Members of the Triangle Amateur Radio Club, callsign K8BLP, participated in the annual Field Day, a 24-hour amateur radio event held throughout the United States and Canada, sponsored by the Amateur Radio Relay League.
The field "day" actually takes place over a weekend, from 2 p.m. Saturday through 2 p.m. on Sunday. Its purpose is to test the preparedness of amateur radio operators to respond in a crisis situation where their equipment and skill might be necessary.
The ARRL scores radio clubs on how many contacts they can make amongst other participating operators nationwide during the Field Day period. But Gary Amato, club president, says the exercise is less about meeting numerical goals, and more about proficiency and readiness. This includes logistical considerations, such as setup of the tent, radios and antenna tower, plus running the electrical generator that powers all the equipment and making adequate provisions for food and water.
"You'd have to do the very same things if you were actually in an emergency situation," Amato said.
Club members assembled in a remote location - outside the plaza, in this case - and set up a communications station as they might in the case of a major natural or man-made disaster. Members remained on the air over the 24-hour period, manning the station in shifts.
The club also utilized a small trailer that is filled with radio equipment, and heated and air-conditioned, so it can be used year-round.
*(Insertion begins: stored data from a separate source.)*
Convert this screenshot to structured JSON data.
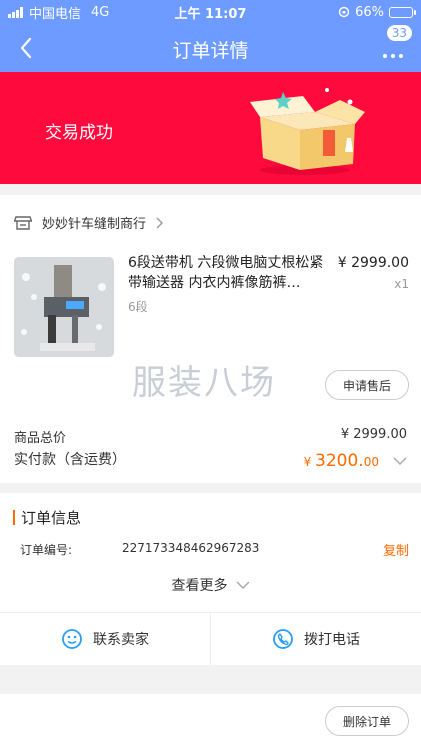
{
  "status_bar": {
    "carrier": "中国电信",
    "network": "4G",
    "time": "上午 11:07",
    "battery": "66%",
    "battery_level": 0.66
  },
  "header": {
    "title": "订单详情",
    "badge_count": "33"
  },
  "banner": {
    "status_text": "交易成功"
  },
  "order": {
    "shop_name": "妙妙针车缝制商行",
    "product": {
      "name": "6段送带机 六段微电脑丈根松紧带输送器 内衣内裤像筋裤…",
      "price": "¥ 2999.00",
      "quantity": "x1",
      "spec": "6段",
      "after_sale_label": "申请售后"
    },
    "watermark": "服装八场",
    "goods_total_label": "商品总价",
    "goods_total_value": "¥ 2999.00",
    "paid_label": "实付款（含运费）",
    "paid_currency": "¥ ",
    "paid_int": "3200.",
    "paid_dec": "00"
  },
  "order_info": {
    "title": "订单信息",
    "order_no_label": "订单编号:",
    "order_no": "227173348462967283",
    "copy_label": "复制",
    "see_more_label": "查看更多"
  },
  "actions": {
    "contact_seller": "联系卖家",
    "call_phone": "拨打电话"
  },
  "bottom": {
    "delete_order": "删除订单"
  },
  "colors": {
    "header_blue": "#6d9bff",
    "banner_red": "#ff0a3c",
    "accent_orange": "#ff6a00",
    "icon_blue": "#2a9df4"
  },
  "icons": {
    "back": "chevron-left-icon",
    "more": "more-dots-icon",
    "shop": "shop-icon",
    "shop_arrow": "chevron-right-icon",
    "expand": "chevron-down-icon",
    "contact": "chat-face-icon",
    "phone": "phone-icon",
    "banner": "gift-box-icon"
  }
}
Once used to administer a federally-funded dental program for children, the trailer - now owned by East Liverpool City Hospital - was offered to the club free of charge.
"It has been a very great asset not only to our club, but to public safety communications in this county," Amato said.
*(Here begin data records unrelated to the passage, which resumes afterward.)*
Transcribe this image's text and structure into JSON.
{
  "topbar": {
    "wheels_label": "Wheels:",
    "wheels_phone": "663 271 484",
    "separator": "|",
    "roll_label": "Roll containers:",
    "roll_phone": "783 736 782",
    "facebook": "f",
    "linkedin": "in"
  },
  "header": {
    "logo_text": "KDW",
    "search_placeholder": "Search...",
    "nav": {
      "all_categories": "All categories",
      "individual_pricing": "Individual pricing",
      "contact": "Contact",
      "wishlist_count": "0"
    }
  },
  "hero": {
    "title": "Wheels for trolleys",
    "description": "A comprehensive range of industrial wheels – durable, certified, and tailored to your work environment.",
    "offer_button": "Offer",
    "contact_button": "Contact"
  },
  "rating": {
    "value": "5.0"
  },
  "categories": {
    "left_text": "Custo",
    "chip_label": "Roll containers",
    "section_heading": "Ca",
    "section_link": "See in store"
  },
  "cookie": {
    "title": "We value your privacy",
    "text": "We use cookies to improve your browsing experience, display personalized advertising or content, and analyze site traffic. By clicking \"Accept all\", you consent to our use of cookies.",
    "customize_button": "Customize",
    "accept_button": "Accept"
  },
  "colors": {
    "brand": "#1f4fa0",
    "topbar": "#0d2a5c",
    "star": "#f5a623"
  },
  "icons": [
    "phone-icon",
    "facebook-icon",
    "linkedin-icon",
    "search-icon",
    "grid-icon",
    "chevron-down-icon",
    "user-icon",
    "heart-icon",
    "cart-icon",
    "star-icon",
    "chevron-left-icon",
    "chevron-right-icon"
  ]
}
One field day participant was Harold Watson, an East Liverpool native now living in San Jose, Calif. The retired postal employee travels back to the area every year to participate in the event, tapping out Morse code rather than speaking on the radio.
Watson was a radio operator with the Army during the Vietnam War. "I know by experience that bad things can happen," he says. "Radio saves lives and gets the mission done." Watson's enthusiasm for radio predates his military service, however, and he's been a licensed operator since the age of 13.
Morse code is all that Watson operates now, though he's fluent in all radio operations. He fears that the FCC will phase out code communications altogether, as they have stopped testing for code proficiency. "The way I look at it, it's a dying art," he says.
As seriously as he takes radio's emergency usefulness, Watson says he enjoys the hobby aspect of amateur radio for the people he's met on-air and at similar events. "You have great, intelligent people in the ham radio community," he said.
In addition to Field Day, the club demonstrated its abilities during the recent Columbiana County Emergency Management Agency disaster drill, which simulated a terrorist attack on the Beaver Valley Nuclear Power Station in Shippingport, Pa. Remote communications sites were set up at the LaCroft Fire Station, Beaver Local High School and other emergency zones.
"We become their backup communications if their radio system would happen to fail or become overloaded," Amato explained.